Staten Island Mon Amour

It was maybe 18 inches from me, and it announced itself with no subtle gesture.  It was exclamatory, a punctuation on everything surrounding it.  It’s color was indeterminate, its texture apparently quite smooth and soft, its presence spectacular.
It was the wide horizontal grin of the top of an old man’s ass, peeping out of the top of his miscalibrated, less than form fitting blue jeans.  And it was riveting.

How a person can be as completely oblivious to the fact that his ass crack is on display for the whole damn world to see is just as astounding.  Does the elderly gent not know or simply not care that his mud-lustre cheeks are peering at the world?   Is this a deliberate fashion precursor to the hip-hop ass bearing?  Does this man not own a belt?

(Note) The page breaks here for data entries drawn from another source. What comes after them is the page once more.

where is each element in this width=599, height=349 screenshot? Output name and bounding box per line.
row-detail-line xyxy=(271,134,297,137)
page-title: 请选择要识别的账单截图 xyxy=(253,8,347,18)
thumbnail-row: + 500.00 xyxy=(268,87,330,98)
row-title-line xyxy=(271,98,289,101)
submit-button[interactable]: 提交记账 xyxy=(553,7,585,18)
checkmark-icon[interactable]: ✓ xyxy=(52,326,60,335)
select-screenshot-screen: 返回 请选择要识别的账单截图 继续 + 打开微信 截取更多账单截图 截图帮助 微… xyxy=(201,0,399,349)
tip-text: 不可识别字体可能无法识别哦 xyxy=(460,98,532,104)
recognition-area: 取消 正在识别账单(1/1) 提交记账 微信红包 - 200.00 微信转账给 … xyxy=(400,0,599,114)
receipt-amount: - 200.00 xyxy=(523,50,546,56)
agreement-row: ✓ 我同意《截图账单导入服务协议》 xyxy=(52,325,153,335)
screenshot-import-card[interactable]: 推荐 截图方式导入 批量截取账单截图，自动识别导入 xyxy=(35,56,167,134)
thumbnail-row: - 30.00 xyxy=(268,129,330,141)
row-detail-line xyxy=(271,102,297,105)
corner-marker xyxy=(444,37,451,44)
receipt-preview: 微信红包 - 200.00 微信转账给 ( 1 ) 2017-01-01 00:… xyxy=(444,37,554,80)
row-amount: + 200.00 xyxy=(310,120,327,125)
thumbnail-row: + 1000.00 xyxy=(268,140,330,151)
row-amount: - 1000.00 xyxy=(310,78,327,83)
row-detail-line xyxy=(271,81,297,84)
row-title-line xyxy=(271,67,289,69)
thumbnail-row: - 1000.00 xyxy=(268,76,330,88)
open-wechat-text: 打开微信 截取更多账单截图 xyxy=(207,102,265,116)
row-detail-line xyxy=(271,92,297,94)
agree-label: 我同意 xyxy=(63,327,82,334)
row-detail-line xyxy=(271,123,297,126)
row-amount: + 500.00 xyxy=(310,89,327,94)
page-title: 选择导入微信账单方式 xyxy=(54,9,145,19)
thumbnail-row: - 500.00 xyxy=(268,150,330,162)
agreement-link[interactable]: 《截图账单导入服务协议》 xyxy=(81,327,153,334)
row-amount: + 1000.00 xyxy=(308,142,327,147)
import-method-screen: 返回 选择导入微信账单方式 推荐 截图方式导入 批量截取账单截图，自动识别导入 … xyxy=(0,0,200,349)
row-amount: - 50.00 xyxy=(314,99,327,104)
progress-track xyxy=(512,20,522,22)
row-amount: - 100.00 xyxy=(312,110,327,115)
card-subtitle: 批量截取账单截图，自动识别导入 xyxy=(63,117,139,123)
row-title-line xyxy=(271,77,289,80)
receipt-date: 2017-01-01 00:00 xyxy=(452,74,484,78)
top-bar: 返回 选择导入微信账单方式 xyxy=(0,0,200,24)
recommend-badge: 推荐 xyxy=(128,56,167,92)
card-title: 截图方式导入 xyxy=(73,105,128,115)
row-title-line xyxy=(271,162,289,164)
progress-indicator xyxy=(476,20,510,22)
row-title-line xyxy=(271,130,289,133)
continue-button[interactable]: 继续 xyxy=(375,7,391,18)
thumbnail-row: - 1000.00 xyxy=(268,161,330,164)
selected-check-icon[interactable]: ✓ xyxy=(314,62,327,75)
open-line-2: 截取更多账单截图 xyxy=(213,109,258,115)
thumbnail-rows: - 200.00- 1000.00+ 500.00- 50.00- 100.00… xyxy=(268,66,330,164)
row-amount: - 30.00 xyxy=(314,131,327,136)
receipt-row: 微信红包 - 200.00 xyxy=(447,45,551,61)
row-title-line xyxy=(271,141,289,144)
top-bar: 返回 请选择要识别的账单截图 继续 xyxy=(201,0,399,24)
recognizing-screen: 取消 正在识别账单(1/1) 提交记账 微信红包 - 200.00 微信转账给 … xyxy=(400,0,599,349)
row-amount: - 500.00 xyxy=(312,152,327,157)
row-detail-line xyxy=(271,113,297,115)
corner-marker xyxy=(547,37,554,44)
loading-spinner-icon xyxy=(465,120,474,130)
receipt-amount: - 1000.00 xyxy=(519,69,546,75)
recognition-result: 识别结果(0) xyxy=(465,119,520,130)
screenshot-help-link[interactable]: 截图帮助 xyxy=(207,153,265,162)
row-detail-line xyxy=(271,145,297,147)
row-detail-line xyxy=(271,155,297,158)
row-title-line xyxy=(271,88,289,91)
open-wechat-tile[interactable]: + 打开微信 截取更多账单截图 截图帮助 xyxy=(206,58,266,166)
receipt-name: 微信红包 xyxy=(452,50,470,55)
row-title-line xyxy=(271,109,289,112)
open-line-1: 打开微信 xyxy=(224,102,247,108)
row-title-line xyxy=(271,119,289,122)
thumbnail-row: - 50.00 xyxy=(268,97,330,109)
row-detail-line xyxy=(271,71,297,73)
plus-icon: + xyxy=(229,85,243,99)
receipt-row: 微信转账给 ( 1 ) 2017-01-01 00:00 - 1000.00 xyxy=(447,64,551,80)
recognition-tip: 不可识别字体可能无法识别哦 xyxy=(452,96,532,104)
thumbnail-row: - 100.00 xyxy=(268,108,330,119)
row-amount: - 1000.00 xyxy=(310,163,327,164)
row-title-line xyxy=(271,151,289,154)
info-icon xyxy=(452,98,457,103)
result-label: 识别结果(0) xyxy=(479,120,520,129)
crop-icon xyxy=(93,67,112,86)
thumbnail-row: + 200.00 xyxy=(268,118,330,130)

I sat next to this man and gazed at this spectacle for maybe 15 minutes.  I was at a bar in the far reaches of Staten Island, after taking the ferry over in a fit of pure boredom.  He was drinking Coors Light, wearing very wide fitting white Nike tennis shoes, a red flannel shirt with noticable stains from one meal or another, and on that shirt, one button.  The button read “Ford to City: Drop Dead.”
He would wheeze occasionally, and kept his eyes glued on his beer.  It wasn’t a the posture of reflection; more one of defensive retreat.  Something has worn down this geezer to the point that he was fighting off the hard rain of his long years even inside this very non-descript dive bar at the end of nowhere.  He clearly expected nothing, had lived to be disappointed, endured to become cynical, and now he sat next to me, alone, wishing, I thought, that I would go away.
I would and I did, but first I spoke to him.
“Did you live here when the city almost went under?” I asked, referring to his button.
No response.
I thought him consumed by his internal affairs, or just plain rude and indifferent.  I tried again.
“Do you live in Staten Island?”
He looked at me. Turning so slightly right to left, and nodded.  Then he returned to his hunched over, my apocalypse is nigh carriage and made me feel like I had just executed a very substantial violation of his zeitgeist.
I paid for my beer, left a tip, and began walking to the door and back to the ferry.  So much for this woebegone borough, I thought.
Before leaving, I turned back to the sad old guy. “Your ass is hanging out of your pants, by the way.”  So much for your attitude, I thought.
His head jolted up, he shot me the biggest, snaggle-tooth grin I’ve ever seen, and he started laughing like it was the funniest thing he had ever, ever heard.
After the laughing stopped, his face went to stone.  Then he said, in very menacing tone, “I need my time alone and my ventilation.  Here I get both.  What do you need?”
I left.  I walked twenty minutes or so back to the ferry terminal and stood in the misty rain going back to Manhattan, unable to really find a valid answer.